Back Injuries – It’s All In the Action

As the epidemic of fast bowlers getting stress fractures of the spine appears to surge, the solution it seems is just as far away as ever. Yet the answer has always been within the grasp of coaches. It’s simply that fast bowling has suffered from a backwards thinking when it comes to understanding how the action works correctly.

The latest casualty is one Kagiso Rabada, World Number One ranked Test Bowler, who at the ripe old age of 23 has suffered a back stress fracture. But it was always likely to happen given the WAY his bowls and the counter-rotation in his back before he bowls, a misalignment of his action throughout and a large lateral flexion (fall away) when he actually bowls the cricket ball. Great bowler. But also a great candidate for a stress fracture.

So why are cases like his and the tens of others we see befalling far lesser bowlers, happening with more regularity?

There’s a great saying “you reap what you sow”. And for more than a decade now the emphasis has been far less on technique and far more on ‘strength, fitness and conditioning’. On the surface of it, if a bowler suffered a stress fracture due to him being ‘fragile’ the theory would be he will be protected due to all that new found training right?

This is where we go wrong.

Fast bowling actions that are riddled with inefficiencies, are a recipe for creating stress pockets. The lower back (pars lumbar) is where the bowler has an issue (around L5) so it makes absolute sense to ensure the body is correctly aligned to avoid issues. No amount of extra training it going to correct the misalignments and no amount of lifting weights or gym work will alter a poor bowling action.

This is all about technique, or the body’s ability to deliver a skill repeatedly in the most efficient way possible. The upside of course for working on a bowler’s action is also one of improved outcomes. If you are consistent and effective at the bowling end, you are likely to be the same at the batsman’s end. The benefits of technical advances are obvious therefore for more wickets and less injuries.

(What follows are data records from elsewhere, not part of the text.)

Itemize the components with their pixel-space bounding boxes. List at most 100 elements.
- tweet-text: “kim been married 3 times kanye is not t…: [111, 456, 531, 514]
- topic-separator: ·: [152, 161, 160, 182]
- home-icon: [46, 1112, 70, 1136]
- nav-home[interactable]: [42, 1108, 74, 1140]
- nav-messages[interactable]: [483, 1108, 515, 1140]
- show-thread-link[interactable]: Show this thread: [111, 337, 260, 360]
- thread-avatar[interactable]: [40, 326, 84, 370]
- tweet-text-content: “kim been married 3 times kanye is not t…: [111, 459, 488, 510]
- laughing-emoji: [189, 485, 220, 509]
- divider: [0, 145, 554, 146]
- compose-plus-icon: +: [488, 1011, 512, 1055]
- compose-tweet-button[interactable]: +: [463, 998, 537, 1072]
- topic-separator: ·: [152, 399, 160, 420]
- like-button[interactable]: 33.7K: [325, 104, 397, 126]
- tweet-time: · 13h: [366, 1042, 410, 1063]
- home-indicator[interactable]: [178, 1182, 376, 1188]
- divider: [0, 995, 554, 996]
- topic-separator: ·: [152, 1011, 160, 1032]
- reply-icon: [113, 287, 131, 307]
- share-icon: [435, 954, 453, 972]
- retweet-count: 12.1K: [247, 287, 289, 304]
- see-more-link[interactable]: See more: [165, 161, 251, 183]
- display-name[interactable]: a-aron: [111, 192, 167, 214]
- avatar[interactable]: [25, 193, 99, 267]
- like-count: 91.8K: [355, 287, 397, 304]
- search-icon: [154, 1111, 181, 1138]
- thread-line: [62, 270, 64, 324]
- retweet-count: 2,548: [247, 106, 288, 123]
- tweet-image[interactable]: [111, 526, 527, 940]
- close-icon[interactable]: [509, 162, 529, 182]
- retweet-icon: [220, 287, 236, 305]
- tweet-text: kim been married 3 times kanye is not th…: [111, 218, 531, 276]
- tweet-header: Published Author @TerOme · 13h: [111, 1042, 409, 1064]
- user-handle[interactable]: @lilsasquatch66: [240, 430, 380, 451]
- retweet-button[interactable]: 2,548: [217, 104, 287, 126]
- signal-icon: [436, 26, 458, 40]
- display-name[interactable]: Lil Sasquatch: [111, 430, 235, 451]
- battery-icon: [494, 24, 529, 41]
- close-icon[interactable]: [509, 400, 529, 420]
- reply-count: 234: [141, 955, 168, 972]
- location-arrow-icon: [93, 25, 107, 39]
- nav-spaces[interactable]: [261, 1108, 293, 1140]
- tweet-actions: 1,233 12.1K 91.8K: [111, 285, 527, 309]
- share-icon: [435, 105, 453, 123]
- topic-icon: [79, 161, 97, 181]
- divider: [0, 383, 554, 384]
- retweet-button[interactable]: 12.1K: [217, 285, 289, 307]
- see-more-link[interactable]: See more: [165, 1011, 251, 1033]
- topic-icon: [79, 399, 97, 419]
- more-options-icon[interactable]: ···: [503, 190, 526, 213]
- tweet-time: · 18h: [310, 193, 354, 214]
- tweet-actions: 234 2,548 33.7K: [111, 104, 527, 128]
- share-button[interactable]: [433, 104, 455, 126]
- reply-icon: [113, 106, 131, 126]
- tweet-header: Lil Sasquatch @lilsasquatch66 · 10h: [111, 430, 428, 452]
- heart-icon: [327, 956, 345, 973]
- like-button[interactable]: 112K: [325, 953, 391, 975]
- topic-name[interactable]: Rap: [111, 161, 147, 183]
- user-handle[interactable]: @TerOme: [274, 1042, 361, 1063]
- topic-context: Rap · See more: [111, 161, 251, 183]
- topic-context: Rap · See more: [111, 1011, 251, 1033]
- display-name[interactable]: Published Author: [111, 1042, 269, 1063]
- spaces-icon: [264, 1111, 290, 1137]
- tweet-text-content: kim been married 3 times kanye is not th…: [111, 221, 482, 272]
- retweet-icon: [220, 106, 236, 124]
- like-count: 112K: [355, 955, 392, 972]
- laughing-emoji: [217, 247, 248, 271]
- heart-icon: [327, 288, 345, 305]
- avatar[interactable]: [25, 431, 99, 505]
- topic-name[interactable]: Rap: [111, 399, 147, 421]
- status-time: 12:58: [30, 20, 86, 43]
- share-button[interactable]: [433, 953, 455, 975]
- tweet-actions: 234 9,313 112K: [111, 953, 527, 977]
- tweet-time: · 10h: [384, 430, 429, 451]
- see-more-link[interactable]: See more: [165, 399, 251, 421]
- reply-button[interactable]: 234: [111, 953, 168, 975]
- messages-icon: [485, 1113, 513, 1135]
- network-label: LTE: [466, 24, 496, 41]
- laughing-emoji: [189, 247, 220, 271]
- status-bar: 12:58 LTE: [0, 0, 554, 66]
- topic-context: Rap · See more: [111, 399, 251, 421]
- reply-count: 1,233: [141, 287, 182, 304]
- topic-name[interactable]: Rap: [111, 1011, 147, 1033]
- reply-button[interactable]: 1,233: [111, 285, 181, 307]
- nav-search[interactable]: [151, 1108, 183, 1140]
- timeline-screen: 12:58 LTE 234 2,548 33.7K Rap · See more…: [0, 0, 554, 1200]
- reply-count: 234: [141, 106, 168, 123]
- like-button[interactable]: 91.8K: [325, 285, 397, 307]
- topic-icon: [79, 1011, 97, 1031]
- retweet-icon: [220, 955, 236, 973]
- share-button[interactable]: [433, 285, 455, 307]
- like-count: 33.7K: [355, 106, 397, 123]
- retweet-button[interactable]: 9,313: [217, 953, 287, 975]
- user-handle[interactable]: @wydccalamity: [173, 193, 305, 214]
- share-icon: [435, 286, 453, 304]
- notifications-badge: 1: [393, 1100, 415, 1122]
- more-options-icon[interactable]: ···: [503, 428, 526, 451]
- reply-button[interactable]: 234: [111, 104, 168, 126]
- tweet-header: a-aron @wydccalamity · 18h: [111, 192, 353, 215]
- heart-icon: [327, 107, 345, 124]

But the coaching of fast bowling technique is extraordinarily limited. Much of it is reduced to ‘pulling down a toilet chain” with the front arm or bowlers hopping over a succession of yellow hurdles. trying to avoid ski poles and getting pulled in different directions by bungee ropes. The understanding of what parts of the body need to move in which direction – and in what sequence, are a complete mystery in fast bowling. In virtually all other rotational, ballistic sports, technique is the most important aspect of the athlete’s work.

If you know what to look for you can almost predict with unerring accuracy, which actions are likely to cause problems. And sure enough, given enough overs, the bowler ends up having to rehab, often multiple times, and each time having a negative impact of both mental state and the body’s ecosystem.

The bottom line is simply this: unless and until technical fast bowling coaches are employed to work on the structure of the action and the linking of the movements between the key positions, we will miss out on two things; the ability to help avoid back injuries and the maximising of speed of our fast bowlers.

Fast bowling is an injurious pursuit but not one beyond the wit of man. Neglecting technique is the most retrograde step for fast bowling in this generation of information at our fingertips and data driven sport. If we do not understand the technical aspect of our sport how is it possible for coach educators to pass on knowledge to coaches?  Instead we will produce a generation of coaches afraid to ‘tinker’ with a bowling action but will be at home finding distracting things to do in fast bowling sessions that have nothing to do with improving the technical delivery. The bottom line is, if no one teaches technique then no one is culpable. This leaves other ‘manageable’ areas of cricket training such as outcomes, fitness, scenarios and nets as the only tools available to a fast bowling coach.

The answer, as the Chinese like to say, is always in front of you. I am just unsure that cricket is really looking.